Opera using 360-degree sound to simulate expanding universe to premiere in Hobart - Pulse Tasmania
膨張する宇宙を360度サウンドで再現するオペラ、ホバートで初演へ - Pulse Tasmania
膨張する宇宙の音の中に観客を置くことを目指した新しいオペラが、今週、ホバートのシアター・ロイヤルでオーストラリア初演を迎える。
タスマニア出身のコンスタンティン・コウキアスが作曲した『VAST』は、ビーカー・ストリート・フェスティバルの一環として8月12日と13日に上演される。
1時間にわたるこの作品は、8つのスピーカーチャンネルを備えた360度空間オーディオシステムを使用し、コウキアスが「音で作られた観測所」と表現する空間へと劇場を変貌させる。
この作品は、宇宙が加速膨張しているというノーベル賞を受賞した発見に基づいている。この膨張は、宇宙の全エネルギーの約70%を占める力であるダークエネルギーによって引き起こされている。
現在アムステルダムに住むコウキアスは、サウンドデザイナーのウィレム・ファン・エルヴェン・ドレンスと共に3年かけてこの作品を制作した。
本作には、1990年に遡るコウキアスの過去のオペラやコンサート作品からサンプリングされた120以上の声と80の楽器演奏が組み込まれている。
「観客には宇宙の広大さの中に浮かんでいるように感じてほしい」とコウキアスは語った。
彼は、この作品が宇宙の絶え間ない加速膨張を反映し、全体を通して強さを増していく構成になっていると述べた。
「作品は終盤に向かってどんどん速く、より強烈になっていきます」と彼は語った。
コウキアスは、この作品を上演するためにホバートに戻ることは個人的に深い意味があると述べた。
「ここにいることは本当に特別です」と彼は語った。
オランダから初めてオーストラリアを訪れているソプラノ歌手のキャサリン・ダインは、リハーサル室でのコラボレーションが不可欠だったと語った。
「このようなオペラは、それを初めて作り上げる人々によって、何よりも形作られるのです」と彼女は述べた。
「リハーサル室では一種の魔法が起こります。」
ダインは、ライブ出演者を包み込む電子的なサウンドスケープが、「終わりのないもの、時間を超越したもの、言葉では言い表せないほど美しく、ほとんど理解不能な何か」という感覚を生み出していると語った。

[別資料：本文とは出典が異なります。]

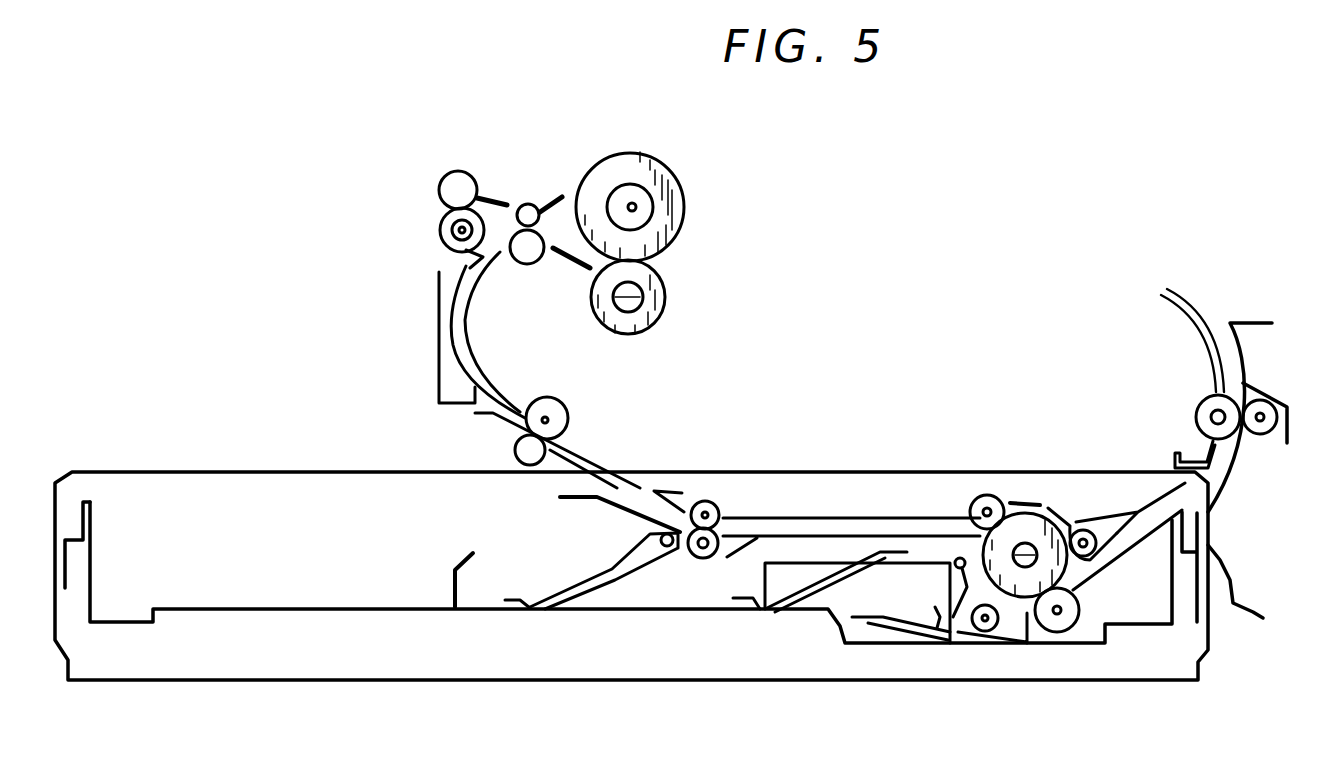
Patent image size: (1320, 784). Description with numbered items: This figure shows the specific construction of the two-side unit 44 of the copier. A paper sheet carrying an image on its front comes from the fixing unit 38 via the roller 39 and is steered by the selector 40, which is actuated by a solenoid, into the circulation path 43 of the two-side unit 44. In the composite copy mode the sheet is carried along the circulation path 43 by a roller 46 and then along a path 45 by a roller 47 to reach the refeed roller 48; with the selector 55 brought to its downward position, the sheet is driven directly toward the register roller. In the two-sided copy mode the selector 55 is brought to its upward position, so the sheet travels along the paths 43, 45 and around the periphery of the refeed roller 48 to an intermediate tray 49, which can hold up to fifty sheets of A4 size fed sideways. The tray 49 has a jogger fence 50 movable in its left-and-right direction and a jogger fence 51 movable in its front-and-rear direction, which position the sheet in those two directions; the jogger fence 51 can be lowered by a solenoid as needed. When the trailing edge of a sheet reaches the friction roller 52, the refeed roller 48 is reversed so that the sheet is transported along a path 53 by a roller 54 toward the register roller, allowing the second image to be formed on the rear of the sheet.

The fixing unit 38 is at (687, 190).
The roller 39 is at (530, 265).
The selector 40 is at (446, 230).
The circulation path 43 is at (463, 328).
The two-side unit 44 is at (403, 681).
The path 45 is at (852, 527).
The roller 46 is at (515, 450).
The roller 47 is at (723, 522).
The refeed roller 48 is at (1020, 520).
The intermediate tray 49 is at (647, 598).
The jogger fence 50 is at (763, 583).
The jogger fence 51 is at (452, 585).
The friction roller 52 is at (1057, 620).
The path 53 is at (1207, 350).
The roller 54 is at (1263, 437).
The selector 55 is at (1083, 528).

このプロダクションには、テノール歌手のタイロン・ランドー、ピアニストのガブリエラ・スマート、タスマニアの音楽家であるジェニファー・オーウェンとヨラム・レヴィも出演する。
ビーカー・ストリート・フェスティバルは、8月6日から17日まで開催されるタスマニアの科学と文化を祝う年次イベントである。
10周年を迎えるこのフェスティバルは、科学者、アーティスト、音楽家、シェフ、ストーリーテラーを一堂に集め、州全体で2週間にわたり、トーク、パフォーマンス、フィールドトリップ、ワークショップ、大規模な公開イベントを行う。
『VAST』のシアター・ロイヤルでのオーストラリア初演は、8月12日と13日の午後8時である。チケットはシアター・ロイヤルのウェブサイトで購入可能。